Terkait dengan maraknya laporan polisi tersebut, dalam konsep negara demokrasi seperti Indonesia sensor atas kebebasan berekspresi merupakan hal yang dilarang. Batasan kebebasan berekspresi adalah melalui undang-undang terutama dalam hukum perdata maupun dalam hukum pidana. Dalam situasi masyarakat Indonesia sekarang ini, instumen hukum pidana lebih diutamakan oleh “korban” meskipun sifat dari hukum pidana adalah ultimum remidium. Tidak mengherankan apabila seseorang atau kelompok masyarakar tidak senang dengan pernyataan pihak lain yang disampaikan dalam media sosial, maka melaporkan ke polisi menjadi hal yang lazim dilakukan untuk “menghukum” pernyataan pihak lain tersebut. Banyak laporan yang sebenarnya tidak layak untuk menjadi perkara pidana kemudian diteruskan prosesnya sampai ke pengadilan dan divonis bersalah. Memang jika dianalisis lebih lanjut laporan polisi banyak perkataan dari pengguna media sosial yang dilaporan ke polisi karena pendapat yang merupakan offensive speech yang kemudian dipandang sebagai suatu penghinaan ataupun ujaran kebencian. Akibatnya sebagaimana dikemukan oleh Institute for Criminal Justice Reform (ICJR) terjadi ketidakcermatan hakim dalam memutus perkara tindak pidana atas dugaan pelanggaran Pasal 27 ayat (3) dan Pasal 28 (2) UU ITE.
Dalam perkembangannya penerapan hukum pidana dirasa kurang efektif untuk menyelesaikan masalah kicauan di media sosial. Cara preventif diperlukan untuk mengatasi masalah ini dan pihak Kepolisian telah menyadari hal tersebut. Dalam Surat Edaran Kepala Kepolisian Negara Republik Indonesia No. SE/6/X/2015 tentang Penanganan Ujaran Kebencian (Hate Speech) tanggal 8 Oktober 2015 (SE Kapolri No. SE/6/X/2015), pihak kepolisian harus mengutamakan cara preventif terlebih dahulu untuk mengatasi permasalahan kicauan yang dipandang sebagai ujaran kebencian sebelum upaya represive dilakukan dengan memproses dalam sistem peradilan pidana.
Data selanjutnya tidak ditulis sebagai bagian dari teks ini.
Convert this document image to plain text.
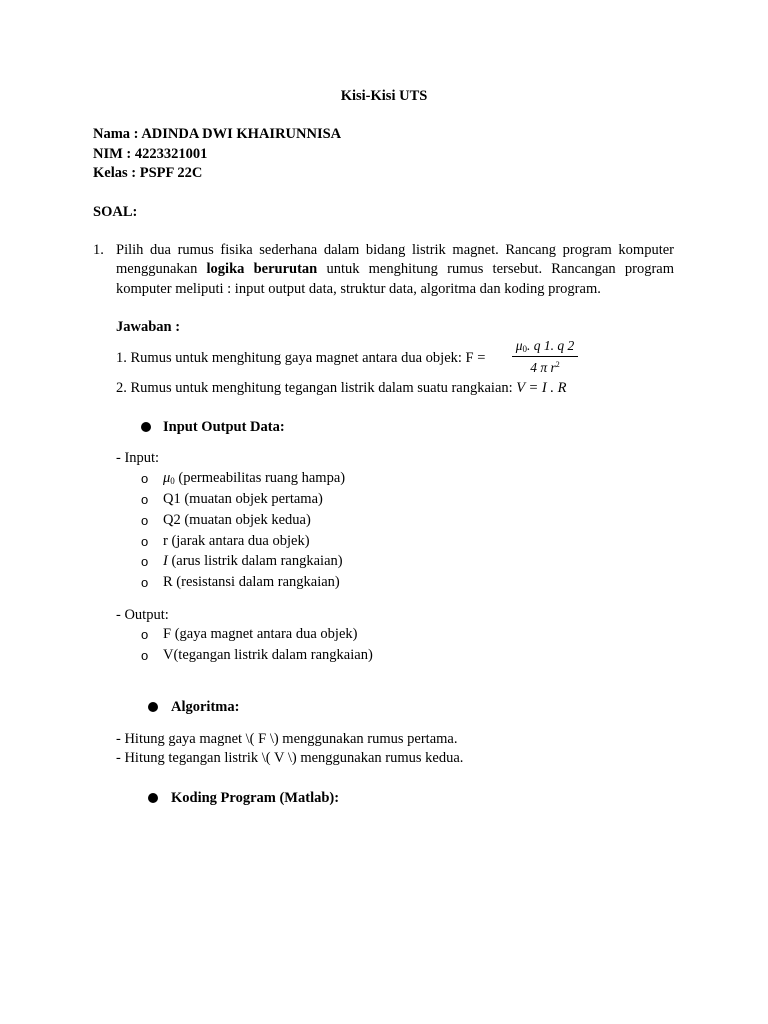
Kisi-Kisi UTS
Nama : ADINDA DWI KHAIRUNNISA
NIM : 4223321001
Kelas : PSPF 22C
SOAL:
1. Pilih dua rumus fisika sederhana dalam bidang listrik magnet. Rancang program komputer menggunakan logika berurutan untuk menghitung rumus tersebut. Rancangan program komputer meliputi : input output data, struktur data, algoritma dan koding program.
Jawaban :
1. Rumus untuk menghitung gaya magnet antara dua objek: F =
$\mu_0$. q 1. q 2
4 π $r^2$
2. Rumus untuk menghitung tegangan listrik dalam suatu rangkaian: V = I . R
Input Output Data:
- Input:
o $\mu_0$ (permeabilitas ruang hampa)
o Q1 (muatan objek pertama)
o Q2 (muatan objek kedua)
o r (jarak antara dua objek)
o I (arus listrik dalam rangkaian)
o R (resistansi dalam rangkaian)
- Output:
o F (gaya magnet antara dua objek)
o V(tegangan listrik dalam rangkaian)
Algoritma:
- Hitung gaya magnet \( F \) menggunakan rumus pertama.
- Hitung tegangan listrik \( V \) menggunakan rumus kedua.
Koding Program (Matlab):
Perkembangannya, Majelis Ulama Indonesia (MUI) mengeluarkan Fatwa No. 24 Tahun 2017 tentang Hukum dan Pedoman Bermuamalah Melalui Media Sosial. Meskipun bukan suatu produk peraturan perundang-undangan dalam hukum positif Indonesi, Fatwa MUI ini bertujuan agar umat muslim dapat lebih bijak dalam menggunakan sosial media sebagai alat berkomunikasi. akan tetapi sebagai suatu norma agama yang pada akhirnya dapat menjadi salah satu solusi untuk mengatasi masalah penggunaan sosial media di Indonesia.
Memang masalah kicauan di sosial media bukan hanya masalah hukum tetapi harus dipandang sebagai suatu masalah sosial sehingga penyelesaiannya pun harus ditinjau dari berbagai aspek sosial. Hasil penelitian di bidang ilmu psikologi menunjukan bahwa kehadiran media sosial telah merubah model komunikasi dan interaksi sosial para penggunanya. Lebih lanjut perilaku pengguna media sosial yang didominasi oleh para generasi yang lebih muda menunjukan bahwa kebutuhan psikologis para penggunanya yang hendak menunjukan kebutuhan atas perhatian dan pengakuan dari orang lain yang diekspresikan melalui media sosial. Oleh karenanya untuk menyelesaikan permasalahan kicauan di media sosial hendaknya juga harus melihat aspek pengguna sosial media. Kajian dari berbagai ilmu sosial diperlukan untuk mendukung penyelesaian masalah ini serta sebagai upaya penanggulangan non-penal dan masukan untuk menyusun penanggulangan melalui sarana penal. (***)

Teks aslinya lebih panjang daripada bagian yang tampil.